Nothing in inflation or any other versions of the big bang theory necessitates an edge, and most people have not supposed there is one. The explosion is not so much outward movement but one way of distorting spacetime, so that the distance between “non-moving” points increases over time, as described and actually predicted by general relativity.
This could happen to an infinite plane, or a finite but edgeless universe like the surface of a hypersphere, just as easily as it could happen to one with a boundary. The only thing that the Earth is in the center is the portion of the universe observable from Earth, but it is supposed any other point would see something very similar.
It annoys everyone, I expect, but that’s not something particular to talking about the big bang. Physics in general seems to suspend the “normal rules” when you start talking about sufficiently small distances and times. A good theory of quantum mechanics including gravity is still being worked out, but we certainly know that things like well-established relativity stop being good approximations.
Fundamental particles are ones that aren’t themselves made out of smaller pieces, but they might still be able to be converted into ones with less energy. I’m afraid I don’t know the supposed details for Higgs bosons very well.
A more familiar example, though, is the W- boson, one that carries weak charge from particle to particle and so changes their type. So for instance an electron can become a neutrino by emitting one, and combining one with a neutrino gives you an electron. But it is too heavy to be stable on its own.

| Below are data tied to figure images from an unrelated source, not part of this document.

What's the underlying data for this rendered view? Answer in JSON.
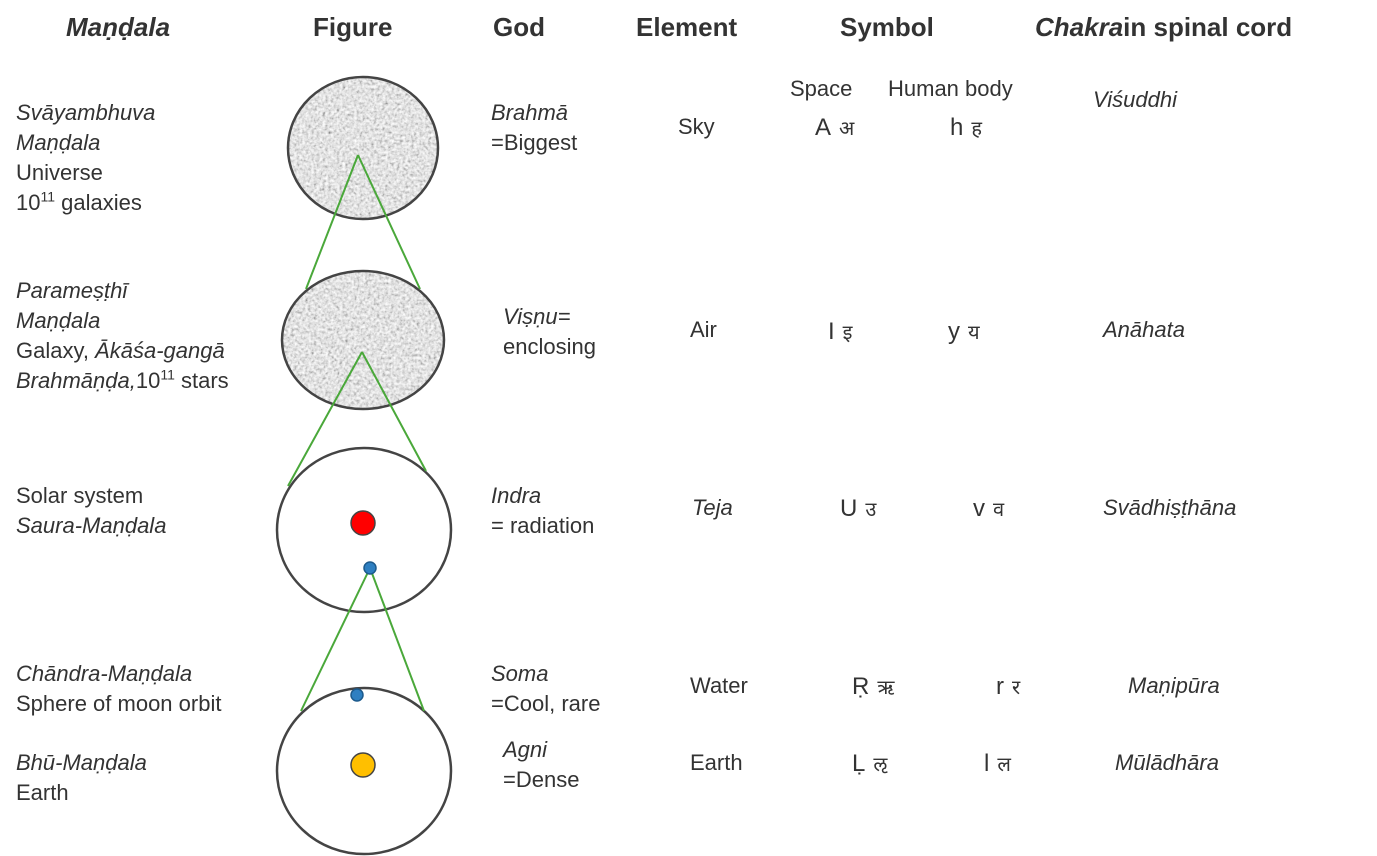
{
  "headers": {
    "mandala": "Maṇḍala",
    "figure": "Figure",
    "god": "God",
    "element": "Element",
    "symbol": "Symbol",
    "chakra_italic": "Chakra",
    "chakra_rest": "in spinal cord"
  },
  "symbol_subheaders": {
    "space": "Space",
    "human_body": "Human body"
  },
  "rows": [
    {
      "mandala": {
        "line1": "Svāyambhuva",
        "line2": "Maṇḍala",
        "line3": "Universe",
        "line4_base": "10",
        "line4_exp": "11",
        "line4_rest": " galaxies"
      },
      "god": {
        "name": "Brahmā",
        "meaning": "=Biggest"
      },
      "element": "Sky",
      "space_latin": "A",
      "space_dev": "अ",
      "body_latin": "h",
      "body_dev": "ह",
      "chakra": "Viśuddhi"
    },
    {
      "mandala": {
        "line1": "Parameṣṭhī",
        "line2": "Maṇḍala",
        "line3a": "Galaxy, ",
        "line3b": "Ākāśa-gangā",
        "line4a": "Brahmāṇḍa,",
        "line4_base": "10",
        "line4_exp": "11",
        "line4_rest": " stars"
      },
      "god": {
        "name": "Viṣṇu=",
        "meaning": "enclosing"
      },
      "element": "Air",
      "space_latin": "I",
      "space_dev": "इ",
      "body_latin": "y",
      "body_dev": "य",
      "chakra": "Anāhata"
    },
    {
      "mandala": {
        "line1": "Solar system",
        "line2": "Saura-Maṇḍala"
      },
      "god": {
        "name": "Indra",
        "meaning": "= radiation"
      },
      "element": "Teja",
      "space_latin": "U",
      "space_dev": "उ",
      "body_latin": "v",
      "body_dev": "व",
      "chakra": "Svādhiṣṭhāna"
    },
    {
      "mandala": {
        "line1": "Chāndra-Maṇḍala",
        "line2": "Sphere of moon orbit"
      },
      "god": {
        "name": "Soma",
        "meaning": "=Cool, rare"
      },
      "element": "Water",
      "space_latin": "Ṛ",
      "space_dev": "ऋ",
      "body_latin": "r",
      "body_dev": "र",
      "chakra": "Maṇipūra"
    },
    {
      "mandala": {
        "line1": "Bhū-Maṇḍala",
        "line2": "Earth"
      },
      "god": {
        "name": "Agni",
        "meaning": "=Dense"
      },
      "element": "Earth",
      "space_latin": "Ḷ",
      "space_dev": "ऌ",
      "body_latin": "l",
      "body_dev": "ल",
      "chakra": "Mūlādhāra"
    }
  ],
  "colors": {
    "text": "#333333",
    "connector": "#4aa83a",
    "sun": "#ff0000",
    "planet": "#2e7fc1",
    "earth": "#ffbf00",
    "circle_stroke": "#444444"
  }
}
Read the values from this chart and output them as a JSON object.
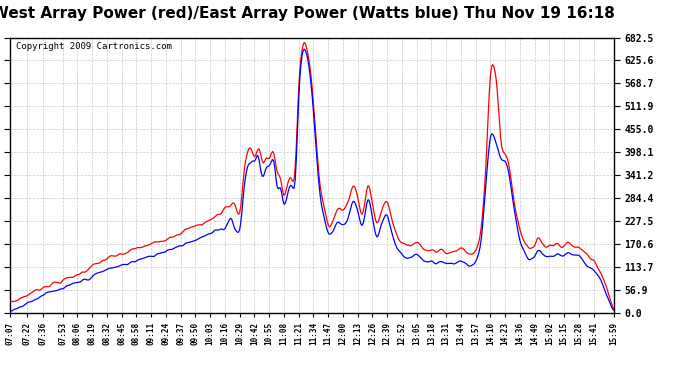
{
  "title": "West Array Power (red)/East Array Power (Watts blue) Thu Nov 19 16:18",
  "copyright": "Copyright 2009 Cartronics.com",
  "title_fontsize": 11,
  "copyright_fontsize": 6.5,
  "background_color": "#ffffff",
  "plot_bg_color": "#ffffff",
  "grid_color": "#c8c8c8",
  "red_color": "#ff0000",
  "blue_color": "#0000ff",
  "ylim": [
    0.0,
    682.5
  ],
  "yticks": [
    0.0,
    56.9,
    113.7,
    170.6,
    227.5,
    284.4,
    341.2,
    398.1,
    455.0,
    511.9,
    568.7,
    625.6,
    682.5
  ],
  "x_labels": [
    "07:07",
    "07:22",
    "07:36",
    "07:53",
    "08:06",
    "08:19",
    "08:32",
    "08:45",
    "08:58",
    "09:11",
    "09:24",
    "09:37",
    "09:50",
    "10:03",
    "10:16",
    "10:29",
    "10:42",
    "10:55",
    "11:08",
    "11:21",
    "11:34",
    "11:47",
    "12:00",
    "12:13",
    "12:26",
    "12:39",
    "12:52",
    "13:05",
    "13:18",
    "13:31",
    "13:44",
    "13:57",
    "14:10",
    "14:23",
    "14:36",
    "14:49",
    "15:02",
    "15:15",
    "15:28",
    "15:41",
    "15:59"
  ]
}
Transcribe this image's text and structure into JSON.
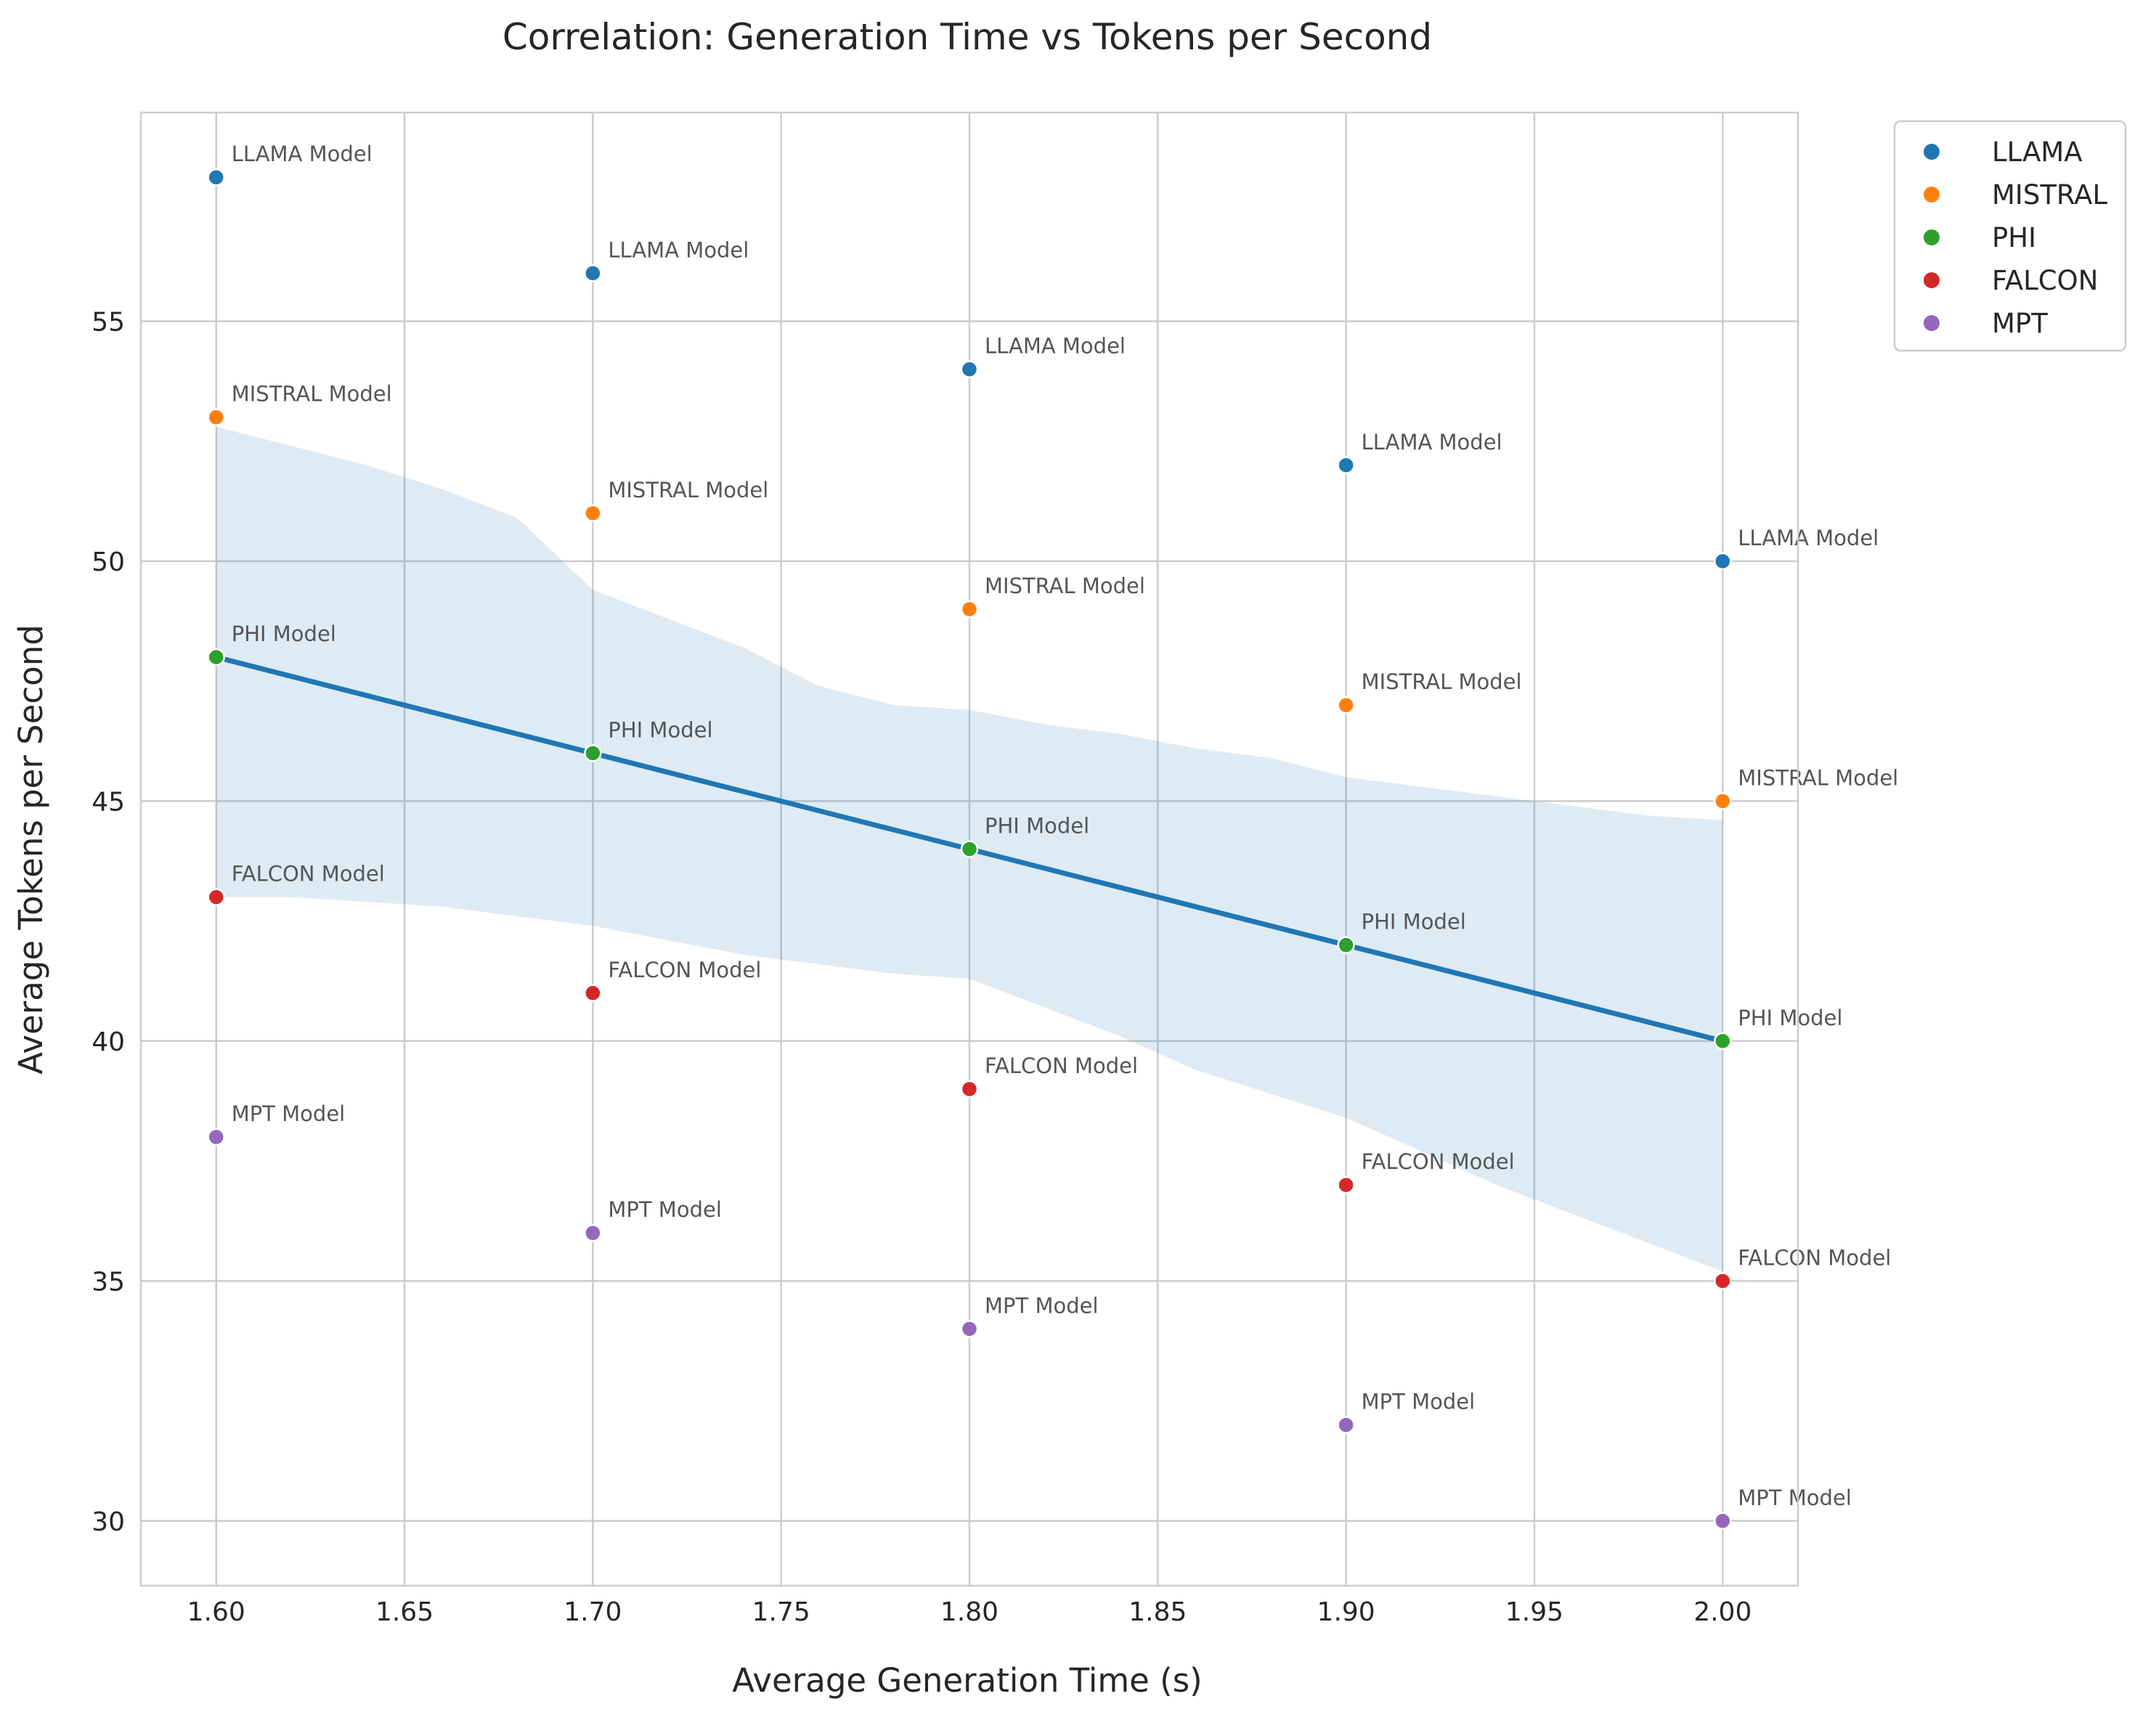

The reason is absorbing a particle is also the same as emitting an antiparticle, so a W- by itself could turn into an electron and antineutrino. Those aren’t inside it, and in theory it could also decay into other pairs, like a down quark and up antiquark. But they’re the lightest option, so they’re what you tend to get; in fact this is thought to be the basic mechanism of beta decay.
Is that of any help to anyone? I wish I could also address any of the things said by “Hannes Alfven”, but then I have tried before to no avail. He talks a lot about how modern science is all myth or dogma and how useless peer review is; but at the same time he is happy to quote other things with almost no evidence at all, or straight-out wrong, even Velikovsky’s junk-science-supported-by-junk-history.
And for all the complaints about peer review, he has not previously answered any questions about what standards of evidence he would prefer. So he seems to be much less about finding better ideas to avoid dogmatism, and more pretending uncertainty for creationist-style “teaching the controversy”. His history is all the same set of talking points on one topic after another, plus a Gish gallop where one claim is easily replaced by another.
And just as I wouldn’t discuss biology on a board where young-earth creationism comes up each time, it really makes it feel like it isn’t worthwhile to bother with physics here. I don’t know if that’s anyone’s problem but mine, but I thought I ought to say so before giving up.